Suicide bombings hit central Syria town of Palmyra.
The official Syrian news agency said the attack took place in a residential area in Palmyra. An activist group claimed that a military intelligence headquarters was targeted and that at least 12 members of the security forces had died. Video footage showed a large cloud of thick smoke rising in the city.
It looks to me to be in a part of the new town to the north of the Roman-era ruins. The buildings are surrounded by a protective wall (visible in the foreground).
The attack occurred at about 06:00 local time (08:00 GMT), according to local activists:
The first bomber reportedly blew up his explosives-laden car next to a back wall of the military intelligence compound. The second assailant is said to have then driven through the hole, detonating the bomb inside his vehicle and destroying parts of the facility.The Syrian Observatory for Human Rights (SOHR), a UK-based activist group, said at least 12 members of the security services had been killed and more than 20 others injured.

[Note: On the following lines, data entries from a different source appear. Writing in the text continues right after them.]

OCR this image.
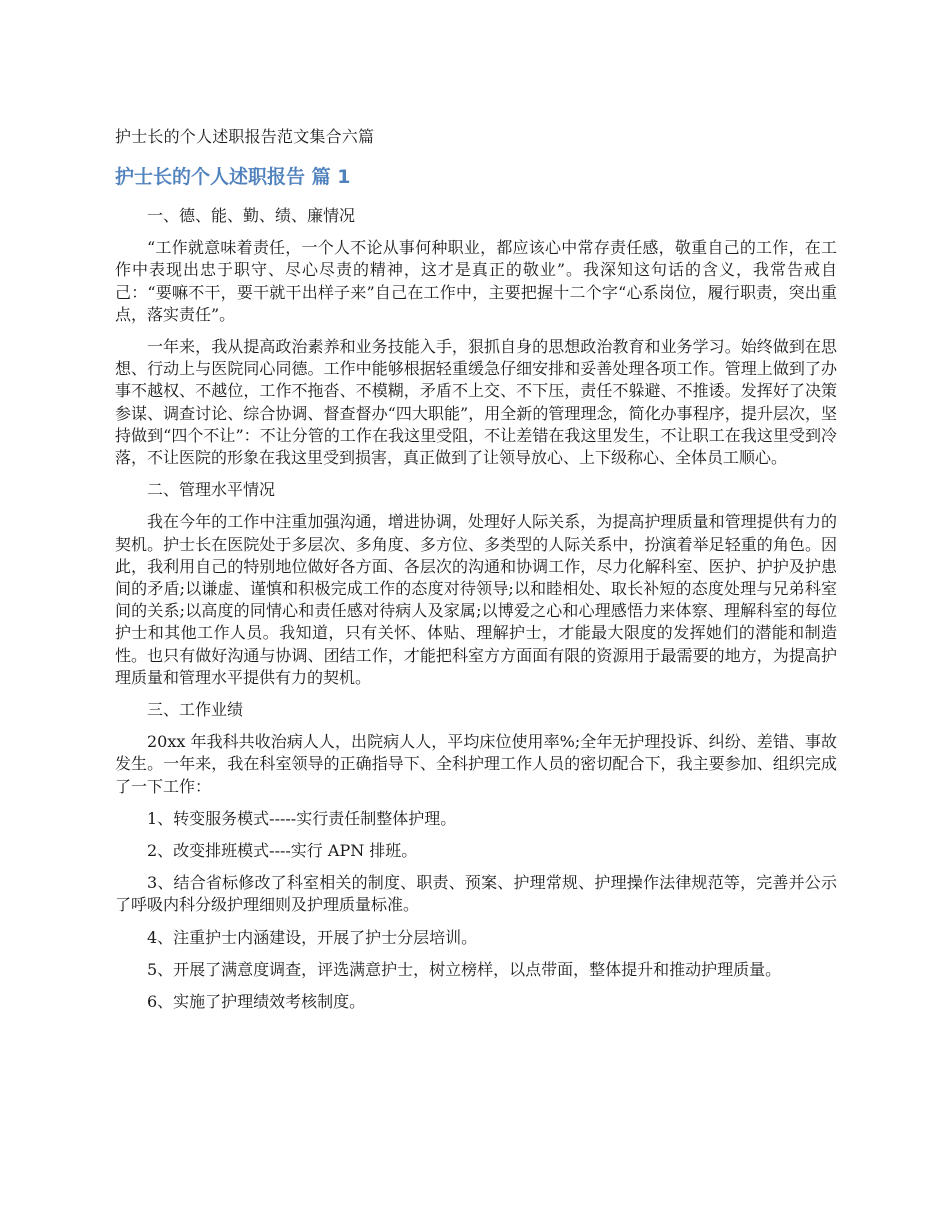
护士长的个人述职报告范文集合六篇
护士长的个人述职报告 篇 1

一、德、能、勤、绩、廉情况

“工作就意味着责任，一个人不论从事何种职业，都应该心中常存责任感，敬重自己的工作，在工作中表现出忠于职守、尽心尽责的精神，这才是真正的敬业”。我深知这句话的含义，我常告戒自己：“要嘛不干，要干就干出样子来”自己在工作中，主要把握十二个字“心系岗位，履行职责，突出重点，落实责任”。

一年来，我从提高政治素养和业务技能入手，狠抓自身的思想政治教育和业务学习。始终做到在思想、行动上与医院同心同德。工作中能够根据轻重缓急仔细安排和妥善处理各项工作。管理上做到了办事不越权、不越位，工作不拖沓、不模糊，矛盾不上交、不下压，责任不躲避、不推诿。发挥好了决策参谋、调查讨论、综合协调、督查督办“四大职能”，用全新的管理理念，简化办事程序，提升层次，坚持做到“四个不让”：不让分管的工作在我这里受阻，不让差错在我这里发生，不让职工在我这里受到冷落，不让医院的形象在我这里受到损害，真正做到了让领导放心、上下级称心、全体员工顺心。

二、管理水平情况

我在今年的工作中注重加强沟通，增进协调，处理好人际关系，为提高护理质量和管理提供有力的契机。护士长在医院处于多层次、多角度、多方位、多类型的人际关系中，扮演着举足轻重的角色。因此，我利用自己的特别地位做好各方面、各层次的沟通和协调工作，尽力化解科室、医护、护护及护患间的矛盾;以谦虚、谨慎和积极完成工作的态度对待领导;以和睦相处、取长补短的态度处理与兄弟科室间的关系;以高度的同情心和责任感对待病人及家属;以博爱之心和心理感悟力来体察、理解科室的每位护士和其他工作人员。我知道，只有关怀、体贴、理解护士，才能最大限度的发挥她们的潜能和制造性。也只有做好沟通与协调、团结工作，才能把科室方方面面有限的资源用于最需要的地方，为提高护理质量和管理水平提供有力的契机。

三、工作业绩

20xx 年我科共收治病人人，出院病人人，平均床位使用率%;全年无护理投诉、纠纷、差错、事故发生。一年来，我在科室领导的正确指导下、全科护理工作人员的密切配合下，我主要参加、组织完成了一下工作：

1、转变服务模式-----实行责任制整体护理。

2、改变排班模式----实行 APN 排班。

3、结合省标修改了科室相关的制度、职责、预案、护理常规、护理操作法律规范等，完善并公示了呼吸内科分级护理细则及护理质量标准。

4、注重护士内涵建设，开展了护士分层培训。

5、开展了满意度调查，评选满意护士，树立榜样，以点带面，整体提升和推动护理质量。

6、实施了护理绩效考核制度。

Abu al-Hassan, one of the local activists, reported that tanks stationed inside the intelligence compound had fired shells into an adjacent residential district following the attack, killing several civilians. Eight civilians have been injured, some severely, by heavy gunfire that followed the bombings. Rebel fighters were said to have attacked the buildings soon after the double blasts. Roadblocks across the city also came under attack. There were claims of "huge material damage".
Protests broke out in Palmyra at the start of the uprising against President Bashar al-Assad in 2011, but the army has since tightened control of the town, which is situated near a major oil pipeline junction.
Zenobia has been reporting throughout 2012 on violence and looting in the town (designated as a world heritage site by UNESCO). See Syrian Army Attacks Palmyra -- with multiple updates. More news on the latest fighting as I get it....
* The film begins at Palmyra, and then (at 3.30'), when a gang of children run down the stairs, you have been suddenly transported to Baalbek. The sound track is inaudible: I'm even unsure of the language (any ideas?). The film clip was generously made available on YouTube (8 Nov. 2012) by Huntley Film Archives, one of the largest independent film libraries in the UK.